A well-protected park

The Editor,


Gatineau Park is undisputedly one of Canada’s most prized natural sites. The National Capital Commission takes its responsibility for the park’s stewardship very seriously.


Gatineau Park is North America’s most heavily visited park (on a per capita basis), which also boasts some of the most diverse ecosystems in Canada — with 118 rare or endangered species, 50 lakes and numerous wetlands. The NCC works to balance conservation and recreation and ensure that Gatineau Park contributes to a picturesque and natural National Capital Region. We are attentive to the public’s input, concerns and expectations about the park, and enjoy working collaboratively with various stakeholders to ensure that future generations can continue to benefit from its natural beauty.

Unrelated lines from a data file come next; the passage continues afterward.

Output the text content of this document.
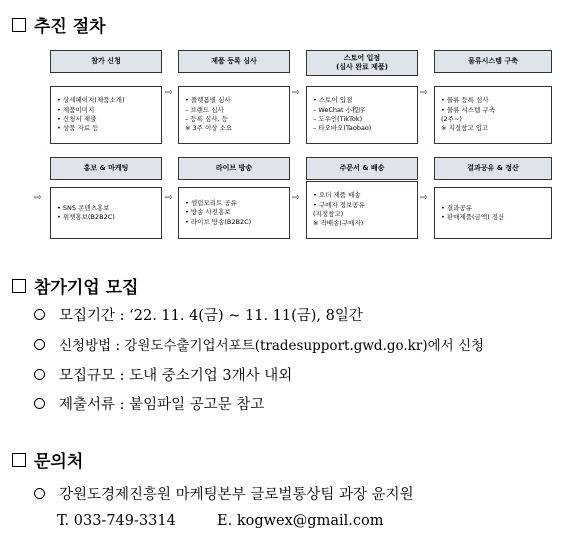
추진 절차
참가 신청
• 상세페이지(제품소개)
• 제품이미지
• 신청서 제출
• 상품 자료 등
⇨
제품 등록 심사
• 플랫폼별 심사
– 브랜드 심사
– 등록 심사, 등
※ 3주 이상 소요
⇨
스토어 입점
(심사 완료 제품)
• 스토어 입점
– WeChat 小程序
– 도우인(TikTok)
– 타오바오(Taobao)
⇨
물류시스템 구축
• 물류 등록 심사
• 물류 시스템 구축
(2주~)
※ 지정창고 입고
⇨
홍보 & 마케팅
• SNS 콘텐츠홍보
• 위챗홍보(B2B2C)
⇨
라이브 방송
• 셀럽모리트 공유
• 방송 사전홍보
• 라이브 방송(B2B2C)
⇨
주문서 & 배송
• 오더 제품 배송
• 구매자 정보공유
(지정창고)
※ 직배송(구매자)
⇨
결과공유 & 정산
• 결과공유
• 판매제품(금액) 정산
참가기업 모집
모집기간 : ‘22. 11. 4(금) ~ 11. 11(금), 8일간
신청방법 : 강원도수출기업서포트(tradesupport.gwd.go.kr)에서 신청
모집규모 : 도내 중소기업 3개사 내외
제출서류 : 붙임파일 공고문 참고
문의처
강원도경제진흥원 마케팅본부 글로벌통상팀 과장 윤지원
T. 033-749-3314	E. kogwex@gmail.com
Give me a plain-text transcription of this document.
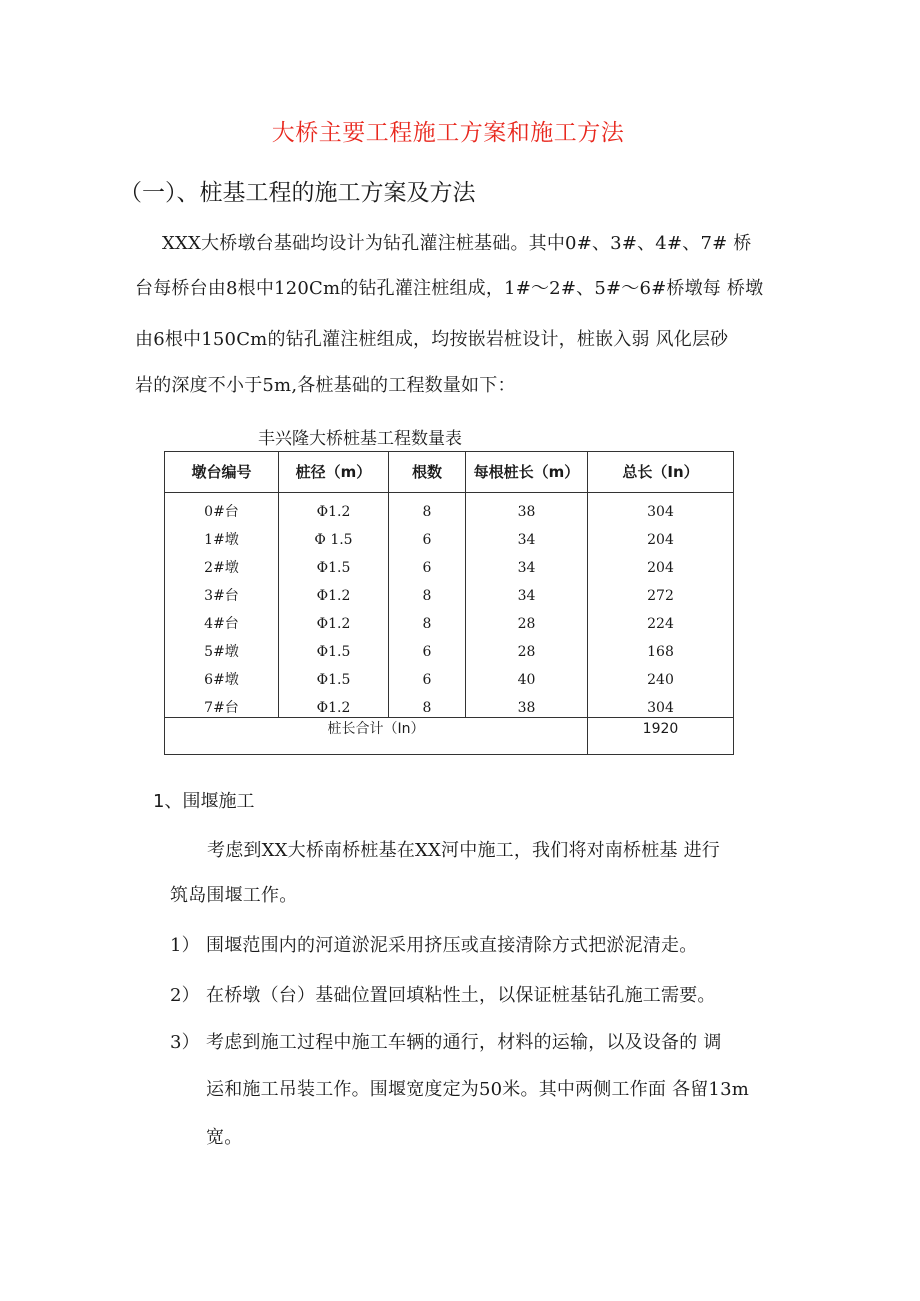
大桥主要工程施工方案和施工方法
（一）、桩基工程的施工方案及方法
XXX大桥墩台基础均设计为钻孔灌注桩基础。其中0#、3#、4#、7# 桥
台每桥台由8根中120Cm的钻孔灌注桩组成，1#～2#、5#～6#桥墩每 桥墩
由6根中150Cm的钻孔灌注桩组成，均按嵌岩桩设计，桩嵌入弱 风化层砂
岩的深度不小于5m,各桩基础的工程数量如下：
丰兴隆大桥桩基工程数量表
墩台编号	桩径（m）	根数	每根桩长（m）	总长（In）
0#台	Φ1.2	8	38	304
1#墩	Φ 1.5	6	34	204
2#墩	Φ1.5	6	34	204
3#台	Φ1.2	8	34	272
4#台	Φ1.2	8	28	224
5#墩	Φ1.5	6	28	168
6#墩	Φ1.5	6	40	240
7#台	Φ1.2	8	38	304
桩长合计（In）				1920
1、围堰施工
考虑到XX大桥南桥桩基在XX河中施工，我们将对南桥桩基 进行
筑岛围堰工作。
1） 围堰范围内的河道淤泥采用挤压或直接清除方式把淤泥清走。
2） 在桥墩（台）基础位置回填粘性土，以保证桩基钻孔施工需要。
3） 考虑到施工过程中施工车辆的通行，材料的运输，以及设备的 调
运和施工吊装工作。围堰宽度定为50米。其中两侧工作面 各留13m
宽。
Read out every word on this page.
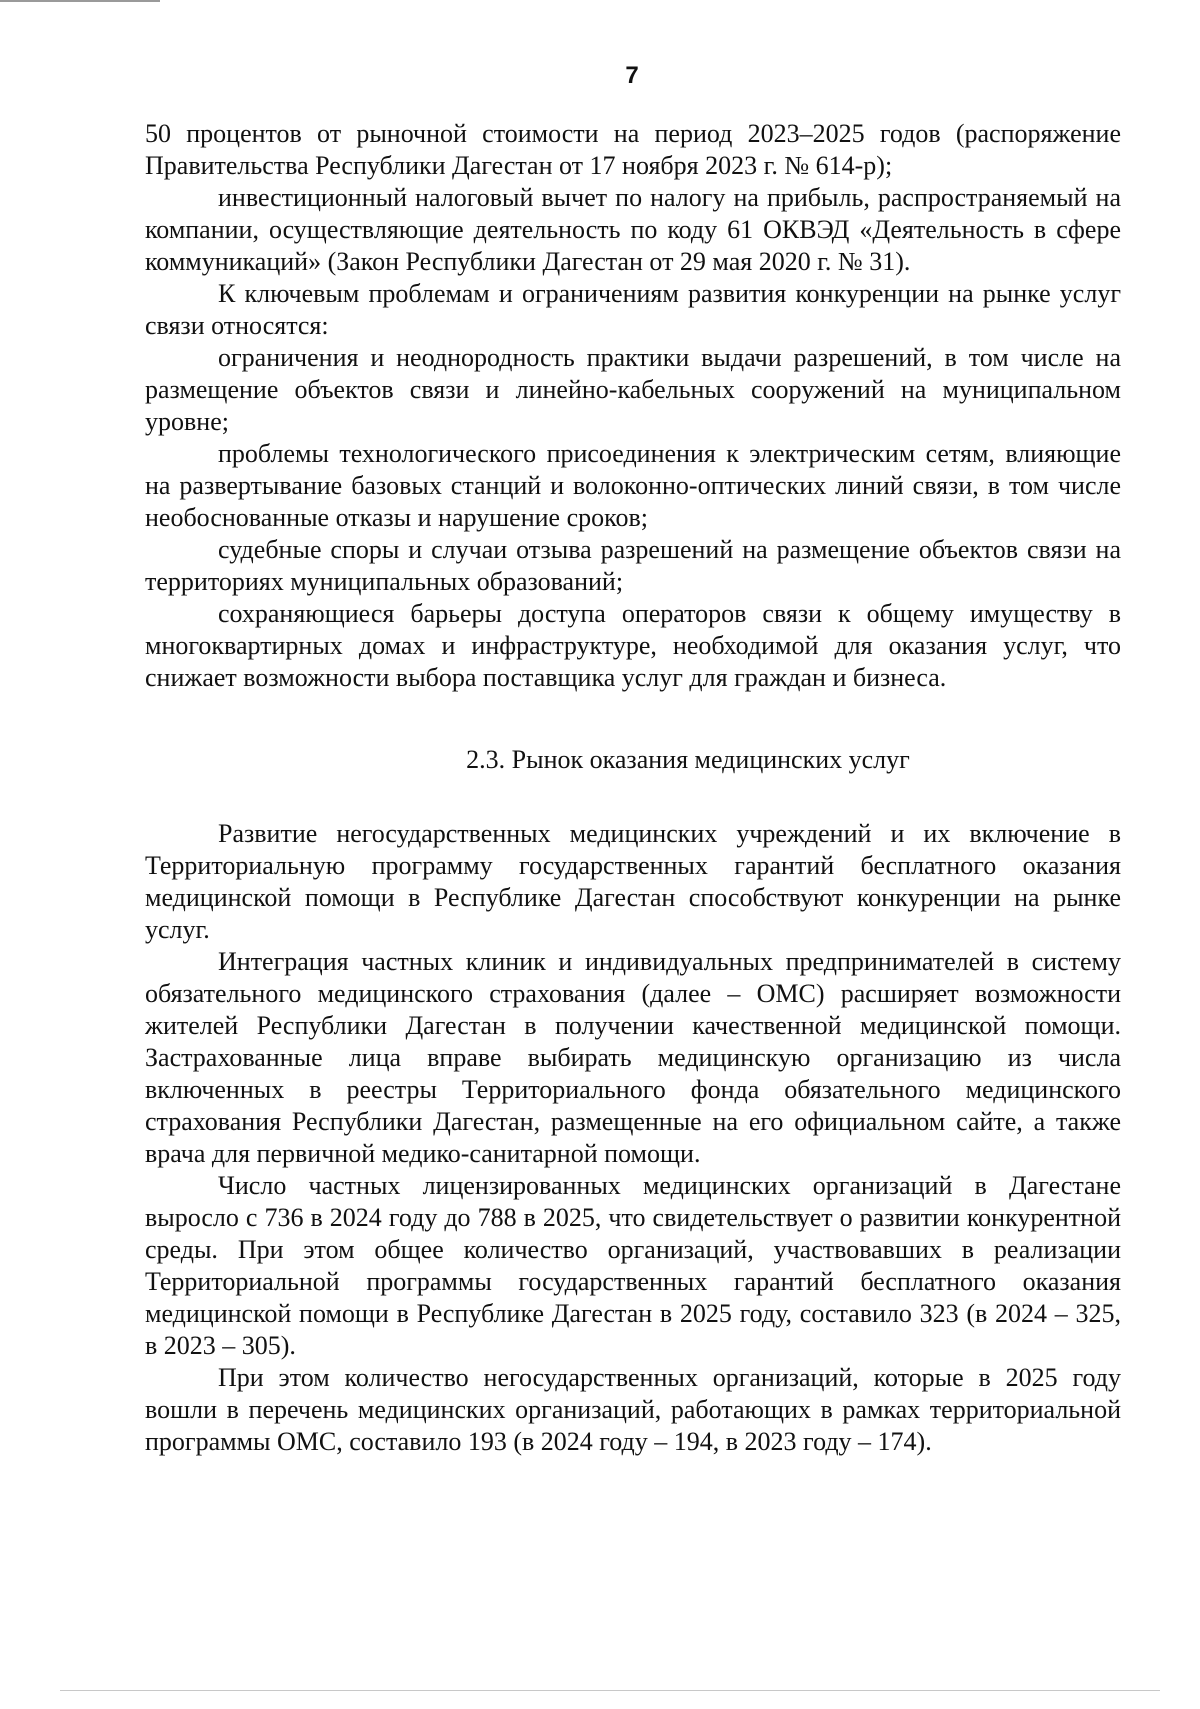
7

50 процентов от рыночной стоимости на период 2023–2025 годов (распоряжение Правительства Республики Дагестан от 17 ноября 2023 г. № 614-р);

инвестиционный налоговый вычет по налогу на прибыль, распространяемый на компании, осуществляющие деятельность по коду 61 ОКВЭД «Деятельность в сфере коммуникаций» (Закон Республики Дагестан от 29 мая 2020 г. № 31).

К ключевым проблемам и ограничениям развития конкуренции на рынке услуг связи относятся:

ограничения и неоднородность практики выдачи разрешений, в том числе на размещение объектов связи и линейно-кабельных сооружений на муниципальном уровне;

проблемы технологического присоединения к электрическим сетям, влияющие на развертывание базовых станций и волоконно-оптических линий связи, в том числе необоснованные отказы и нарушение сроков;

судебные споры и случаи отзыва разрешений на размещение объектов связи на территориях муниципальных образований;

сохраняющиеся барьеры доступа операторов связи к общему имуществу в многоквартирных домах и инфраструктуре, необходимой для оказания услуг, что снижает возможности выбора поставщика услуг для граждан и бизнеса.

2.3. Рынок оказания медицинских услуг

Развитие негосударственных медицинских учреждений и их включение в Территориальную программу государственных гарантий бесплатного оказания медицинской помощи в Республике Дагестан способствуют конкуренции на рынке услуг.

Интеграция частных клиник и индивидуальных предпринимателей в систему обязательного медицинского страхования (далее – ОМС) расширяет возможности жителей Республики Дагестан в получении качественной медицинской помощи. Застрахованные лица вправе выбирать медицинскую организацию из числа включенных в реестры Территориального фонда обязательного медицинского страхования Республики Дагестан, размещенные на его официальном сайте, а также врача для первичной медико-санитарной помощи.

Число частных лицензированных медицинских организаций в Дагестане выросло с 736 в 2024 году до 788 в 2025, что свидетельствует о развитии конкурентной среды. При этом общее количество организаций, участвовавших в реализации Территориальной программы государственных гарантий бесплатного оказания медицинской помощи в Республике Дагестан в 2025 году, составило 323 (в 2024 – 325, в 2023 – 305).

При этом количество негосударственных организаций, которые в 2025 году вошли в перечень медицинских организаций, работающих в рамках территориальной программы ОМС, составило 193 (в 2024 году – 194, в 2023 году – 174).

The NCC has been the steward of Gatineau Park for almost 60 years, during which time the park’s land mass has increased and the number of private properties inside has steadily diminished. Despite growing recreational use, we count many ecological successes and continue to work to achieve our conservation goals.


For example, past efforts have resulted in the return of peregrine falcons to the Eardley Escarpment, the richest and most fragile ecosystem in the park. While we are happy about this success, we know that the work is not done. In implementing the upcoming and renewed master plan for Gatineau Park, we will direct recreational users strategically so as to increase habitat quality and better protect species at risk. We will also begin work in earnest to secure the conservation of ecological corridors to promote the free movement of various species from the park to other natural areas.


Renewing our legal framework is also a way the NCC plans on ensuring the long-term protection of the park. We would benefit from additional and modernized legal tools and will work with our federal partners to assess these possibilities. While the boundaries of the Park were created inside and around well-established settlements and communities, including private properties, our main goal in amending the legal framework is to reinforce the park’s protected status and its boundaries.


In the next decade, as outlined in our master plan, the NCC will put all its effort into the conservation and stewardship of Gatineau Park. We agree that this Capital treasure requires great care in its management and encourage you to help us conserve the park, as well as continue to enjoy all that it has to offer. We will reach our goals through collective and shared responsibility with the community.


Christie Spence, director, Quebec Urban Lands and Gatineau Park, Capital Stewardship at the NCC.